Nous tenons à souligner notre attachement au respect du dialogue social dans les entreprises publiques. Le choix d'un calendrier resserré n'est pas incompatible avec le temps de la concertation : nul ne peut imaginer que les procédures de gestion et les accords d'entreprise seront harmonisés d'ici au 1er janvier 2026. Nous devrons laisser le temps aux négociations avec les partenaires sociaux de se dérouler au-delà de cette date.
En cohérence avec le regroupement à venir des entités de l'audiovisuel public, le Gouvernement présentera des amendements de rédaction globale des articles 3 et 5, visant notamment à confier au PDG de France Médias la direction opérationnelle de chacune des filiales pendant la durée d'existence de la holding et à maintenir la composition actuelle des conseils d'administration.

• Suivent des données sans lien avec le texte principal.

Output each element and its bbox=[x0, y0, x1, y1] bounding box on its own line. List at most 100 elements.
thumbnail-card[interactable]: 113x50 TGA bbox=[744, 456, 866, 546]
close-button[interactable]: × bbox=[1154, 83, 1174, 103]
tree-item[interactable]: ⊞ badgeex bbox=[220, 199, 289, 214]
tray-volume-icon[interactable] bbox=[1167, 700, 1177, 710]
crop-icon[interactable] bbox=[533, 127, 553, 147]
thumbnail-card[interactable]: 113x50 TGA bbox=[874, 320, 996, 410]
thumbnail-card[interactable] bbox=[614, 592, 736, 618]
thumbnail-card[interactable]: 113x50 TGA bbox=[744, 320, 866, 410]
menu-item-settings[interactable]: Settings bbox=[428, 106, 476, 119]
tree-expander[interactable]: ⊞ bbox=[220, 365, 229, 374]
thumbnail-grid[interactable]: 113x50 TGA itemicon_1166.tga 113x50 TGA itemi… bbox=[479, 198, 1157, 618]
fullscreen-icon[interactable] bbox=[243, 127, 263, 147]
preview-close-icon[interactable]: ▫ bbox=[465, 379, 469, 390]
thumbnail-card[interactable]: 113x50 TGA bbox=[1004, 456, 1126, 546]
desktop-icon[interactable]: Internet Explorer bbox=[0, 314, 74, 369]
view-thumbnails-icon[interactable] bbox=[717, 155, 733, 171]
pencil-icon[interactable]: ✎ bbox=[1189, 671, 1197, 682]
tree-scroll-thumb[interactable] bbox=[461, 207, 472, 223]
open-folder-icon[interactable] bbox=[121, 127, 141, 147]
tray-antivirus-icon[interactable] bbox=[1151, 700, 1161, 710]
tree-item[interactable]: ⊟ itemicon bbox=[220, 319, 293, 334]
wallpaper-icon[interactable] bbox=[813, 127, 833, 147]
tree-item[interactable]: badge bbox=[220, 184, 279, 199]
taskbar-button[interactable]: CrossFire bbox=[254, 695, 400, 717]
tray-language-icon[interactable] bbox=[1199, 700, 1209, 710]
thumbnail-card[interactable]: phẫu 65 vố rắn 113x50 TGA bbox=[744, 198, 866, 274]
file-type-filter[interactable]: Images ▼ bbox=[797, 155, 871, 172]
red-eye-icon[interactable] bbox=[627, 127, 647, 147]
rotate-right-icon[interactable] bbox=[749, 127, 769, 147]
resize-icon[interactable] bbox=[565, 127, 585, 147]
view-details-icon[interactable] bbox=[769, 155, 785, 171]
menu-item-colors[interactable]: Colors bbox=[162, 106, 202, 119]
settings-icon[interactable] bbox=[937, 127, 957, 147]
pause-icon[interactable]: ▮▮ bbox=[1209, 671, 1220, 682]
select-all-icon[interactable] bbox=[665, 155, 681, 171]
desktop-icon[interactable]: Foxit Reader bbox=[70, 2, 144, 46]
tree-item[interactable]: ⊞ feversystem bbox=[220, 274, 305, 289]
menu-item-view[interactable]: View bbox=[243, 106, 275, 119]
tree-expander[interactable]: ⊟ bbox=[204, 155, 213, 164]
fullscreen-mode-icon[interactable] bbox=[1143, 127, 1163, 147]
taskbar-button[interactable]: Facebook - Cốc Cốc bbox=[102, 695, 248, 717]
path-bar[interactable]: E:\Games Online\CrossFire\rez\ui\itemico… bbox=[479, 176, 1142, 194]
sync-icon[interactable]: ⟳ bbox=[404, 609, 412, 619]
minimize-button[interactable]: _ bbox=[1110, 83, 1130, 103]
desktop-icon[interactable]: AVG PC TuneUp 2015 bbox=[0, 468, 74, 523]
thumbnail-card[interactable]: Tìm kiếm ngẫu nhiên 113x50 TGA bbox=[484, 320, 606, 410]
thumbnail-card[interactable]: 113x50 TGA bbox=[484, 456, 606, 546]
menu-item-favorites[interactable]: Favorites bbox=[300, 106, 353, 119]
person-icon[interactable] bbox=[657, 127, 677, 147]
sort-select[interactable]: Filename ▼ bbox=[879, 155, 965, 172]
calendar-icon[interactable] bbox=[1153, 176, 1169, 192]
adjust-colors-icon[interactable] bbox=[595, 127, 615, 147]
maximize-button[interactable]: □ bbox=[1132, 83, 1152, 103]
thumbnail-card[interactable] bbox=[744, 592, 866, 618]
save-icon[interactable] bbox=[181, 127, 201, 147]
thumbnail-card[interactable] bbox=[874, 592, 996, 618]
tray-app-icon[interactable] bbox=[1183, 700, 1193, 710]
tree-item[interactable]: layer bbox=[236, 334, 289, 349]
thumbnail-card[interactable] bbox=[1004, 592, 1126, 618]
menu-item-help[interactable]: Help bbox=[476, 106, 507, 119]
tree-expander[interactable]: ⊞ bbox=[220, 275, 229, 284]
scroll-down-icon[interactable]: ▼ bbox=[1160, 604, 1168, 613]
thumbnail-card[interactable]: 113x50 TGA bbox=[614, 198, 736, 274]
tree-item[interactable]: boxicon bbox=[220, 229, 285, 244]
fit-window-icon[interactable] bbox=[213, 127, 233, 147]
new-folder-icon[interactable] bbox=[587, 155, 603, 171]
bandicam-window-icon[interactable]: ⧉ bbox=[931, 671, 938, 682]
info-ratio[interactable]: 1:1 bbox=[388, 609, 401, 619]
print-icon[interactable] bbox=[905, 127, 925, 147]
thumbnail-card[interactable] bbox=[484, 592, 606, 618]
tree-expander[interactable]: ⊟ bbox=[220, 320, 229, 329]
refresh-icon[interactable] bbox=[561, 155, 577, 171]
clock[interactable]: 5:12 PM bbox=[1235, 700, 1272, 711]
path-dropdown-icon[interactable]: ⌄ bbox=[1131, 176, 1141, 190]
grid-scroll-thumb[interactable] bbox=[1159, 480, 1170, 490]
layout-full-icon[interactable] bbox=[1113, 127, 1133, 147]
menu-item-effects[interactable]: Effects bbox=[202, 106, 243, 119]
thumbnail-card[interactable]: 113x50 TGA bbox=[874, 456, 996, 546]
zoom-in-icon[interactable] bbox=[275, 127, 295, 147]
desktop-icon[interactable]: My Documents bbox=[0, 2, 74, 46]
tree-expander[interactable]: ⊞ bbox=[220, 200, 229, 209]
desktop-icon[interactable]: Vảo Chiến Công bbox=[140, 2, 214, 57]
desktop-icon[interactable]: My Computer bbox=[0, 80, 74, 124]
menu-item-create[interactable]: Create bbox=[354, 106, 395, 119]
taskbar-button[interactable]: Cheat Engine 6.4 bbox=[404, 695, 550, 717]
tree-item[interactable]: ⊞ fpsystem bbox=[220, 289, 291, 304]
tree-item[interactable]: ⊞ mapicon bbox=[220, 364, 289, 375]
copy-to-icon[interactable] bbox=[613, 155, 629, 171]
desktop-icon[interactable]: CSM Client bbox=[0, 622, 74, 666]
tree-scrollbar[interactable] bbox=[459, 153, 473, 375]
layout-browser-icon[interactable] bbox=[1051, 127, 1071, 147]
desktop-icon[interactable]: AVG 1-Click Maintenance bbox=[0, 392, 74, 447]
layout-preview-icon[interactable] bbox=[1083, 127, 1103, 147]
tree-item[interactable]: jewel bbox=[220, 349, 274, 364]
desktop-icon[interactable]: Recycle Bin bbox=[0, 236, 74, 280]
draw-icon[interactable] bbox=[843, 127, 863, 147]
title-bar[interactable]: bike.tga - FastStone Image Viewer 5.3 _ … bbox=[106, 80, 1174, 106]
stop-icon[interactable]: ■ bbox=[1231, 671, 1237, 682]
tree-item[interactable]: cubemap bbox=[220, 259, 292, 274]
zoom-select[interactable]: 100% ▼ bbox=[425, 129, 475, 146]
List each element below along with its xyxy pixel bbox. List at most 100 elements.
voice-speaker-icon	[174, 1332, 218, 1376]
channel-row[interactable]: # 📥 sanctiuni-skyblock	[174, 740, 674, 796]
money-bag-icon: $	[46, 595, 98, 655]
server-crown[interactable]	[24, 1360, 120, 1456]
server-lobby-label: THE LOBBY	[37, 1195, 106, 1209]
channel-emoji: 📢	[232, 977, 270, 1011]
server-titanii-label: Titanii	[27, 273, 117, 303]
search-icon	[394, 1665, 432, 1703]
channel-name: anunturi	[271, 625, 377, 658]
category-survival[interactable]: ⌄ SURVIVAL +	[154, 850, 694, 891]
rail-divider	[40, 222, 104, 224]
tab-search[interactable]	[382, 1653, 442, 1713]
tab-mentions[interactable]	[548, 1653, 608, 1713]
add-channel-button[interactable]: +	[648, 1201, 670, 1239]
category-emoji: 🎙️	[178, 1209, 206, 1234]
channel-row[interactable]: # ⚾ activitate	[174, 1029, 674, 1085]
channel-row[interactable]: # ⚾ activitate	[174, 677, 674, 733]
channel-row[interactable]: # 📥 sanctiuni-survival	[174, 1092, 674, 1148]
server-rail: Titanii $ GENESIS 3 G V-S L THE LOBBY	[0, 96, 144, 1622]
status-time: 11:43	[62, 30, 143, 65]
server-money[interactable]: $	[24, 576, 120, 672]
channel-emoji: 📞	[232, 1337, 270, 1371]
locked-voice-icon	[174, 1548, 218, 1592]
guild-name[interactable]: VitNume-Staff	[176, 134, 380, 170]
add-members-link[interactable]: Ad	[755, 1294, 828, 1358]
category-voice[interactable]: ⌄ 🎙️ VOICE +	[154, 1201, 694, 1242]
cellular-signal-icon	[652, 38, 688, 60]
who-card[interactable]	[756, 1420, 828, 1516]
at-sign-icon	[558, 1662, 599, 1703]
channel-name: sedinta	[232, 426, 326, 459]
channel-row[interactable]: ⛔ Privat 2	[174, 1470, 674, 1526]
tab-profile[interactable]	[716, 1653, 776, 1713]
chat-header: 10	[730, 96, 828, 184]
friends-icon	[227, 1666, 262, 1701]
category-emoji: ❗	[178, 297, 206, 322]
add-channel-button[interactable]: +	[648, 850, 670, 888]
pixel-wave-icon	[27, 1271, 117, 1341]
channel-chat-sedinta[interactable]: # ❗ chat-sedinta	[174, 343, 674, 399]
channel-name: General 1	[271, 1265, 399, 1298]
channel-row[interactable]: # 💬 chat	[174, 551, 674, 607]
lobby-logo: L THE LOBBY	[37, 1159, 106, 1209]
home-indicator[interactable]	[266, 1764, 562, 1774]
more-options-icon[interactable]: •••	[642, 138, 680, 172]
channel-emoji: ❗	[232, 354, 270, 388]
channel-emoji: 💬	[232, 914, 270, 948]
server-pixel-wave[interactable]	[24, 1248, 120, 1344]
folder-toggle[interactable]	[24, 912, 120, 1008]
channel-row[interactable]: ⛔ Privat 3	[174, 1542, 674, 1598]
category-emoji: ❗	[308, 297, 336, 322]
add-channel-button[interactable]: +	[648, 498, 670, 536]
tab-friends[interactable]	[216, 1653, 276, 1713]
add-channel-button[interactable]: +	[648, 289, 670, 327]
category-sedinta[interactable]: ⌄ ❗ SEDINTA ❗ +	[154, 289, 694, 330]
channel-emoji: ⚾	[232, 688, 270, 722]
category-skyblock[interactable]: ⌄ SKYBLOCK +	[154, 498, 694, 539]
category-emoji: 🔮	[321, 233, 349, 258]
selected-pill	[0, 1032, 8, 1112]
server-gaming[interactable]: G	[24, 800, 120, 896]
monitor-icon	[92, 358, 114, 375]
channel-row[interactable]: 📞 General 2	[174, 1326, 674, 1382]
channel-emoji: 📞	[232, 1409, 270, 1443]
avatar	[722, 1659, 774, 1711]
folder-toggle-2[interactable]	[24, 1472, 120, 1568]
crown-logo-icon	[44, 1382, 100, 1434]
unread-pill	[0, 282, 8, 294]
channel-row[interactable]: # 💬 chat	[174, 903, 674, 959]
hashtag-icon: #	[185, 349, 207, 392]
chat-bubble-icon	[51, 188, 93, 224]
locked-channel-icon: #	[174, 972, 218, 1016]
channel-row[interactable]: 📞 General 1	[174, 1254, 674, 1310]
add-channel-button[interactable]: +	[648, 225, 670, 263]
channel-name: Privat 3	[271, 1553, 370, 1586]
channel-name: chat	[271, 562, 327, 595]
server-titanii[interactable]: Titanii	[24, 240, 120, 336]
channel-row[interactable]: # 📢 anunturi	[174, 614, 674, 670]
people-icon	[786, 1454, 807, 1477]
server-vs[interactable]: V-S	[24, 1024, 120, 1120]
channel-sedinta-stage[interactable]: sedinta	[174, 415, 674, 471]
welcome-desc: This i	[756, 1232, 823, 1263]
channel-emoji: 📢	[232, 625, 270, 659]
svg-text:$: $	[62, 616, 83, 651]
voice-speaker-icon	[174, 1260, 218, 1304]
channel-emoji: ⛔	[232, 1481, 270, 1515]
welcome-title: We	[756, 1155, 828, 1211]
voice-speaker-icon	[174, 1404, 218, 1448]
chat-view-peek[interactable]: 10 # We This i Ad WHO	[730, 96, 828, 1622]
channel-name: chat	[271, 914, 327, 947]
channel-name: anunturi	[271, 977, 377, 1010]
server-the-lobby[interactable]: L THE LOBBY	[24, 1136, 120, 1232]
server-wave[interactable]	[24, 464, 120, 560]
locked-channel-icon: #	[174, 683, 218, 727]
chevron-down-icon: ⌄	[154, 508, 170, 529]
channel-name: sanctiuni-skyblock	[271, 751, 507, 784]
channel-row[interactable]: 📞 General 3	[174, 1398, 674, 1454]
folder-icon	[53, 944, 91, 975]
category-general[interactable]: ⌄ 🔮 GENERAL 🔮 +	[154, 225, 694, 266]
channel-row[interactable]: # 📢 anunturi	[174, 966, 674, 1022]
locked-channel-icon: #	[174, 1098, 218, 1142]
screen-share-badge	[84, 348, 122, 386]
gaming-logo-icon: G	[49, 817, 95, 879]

Le mode de désignation par l'Arcom sera maintenu, avec de nouvelles garanties procédurales tenant compte de l'adoption du règlement européen sur la liberté des médias. L'Arcom devra ainsi, dans une nouvelle délibération, définir une procédure de nomination transparente, ouverte, effective et non discriminatoire.
Pour finir, d'un mot, sur le financement de l'audiovisuel public, nous saluons l'insertion par les sénateurs, à l'article 5, d'une disposition visant à garantir que le financement des sociétés de l'audiovisuel public soit principalement assuré par une ressource publique de nature fiscale, pérenne, suffisante, prévisible et prenant en compte l'inflation. Il s'agit d'une garantie importante, reprise à son compte par le Gouvernement dans son amendement à l'article 5. Le débat sur le financement de l'audiovisuel public aura lieu avant la suspension estivale des travaux. À notre sens, l'option d'un prélèvement sur recettes serait la plus à même de garantir l'indépendance de l'audiovisuel public. Mais chaque chose en son temps, ce n'est pas l'objet de notre débat aujourd'hui.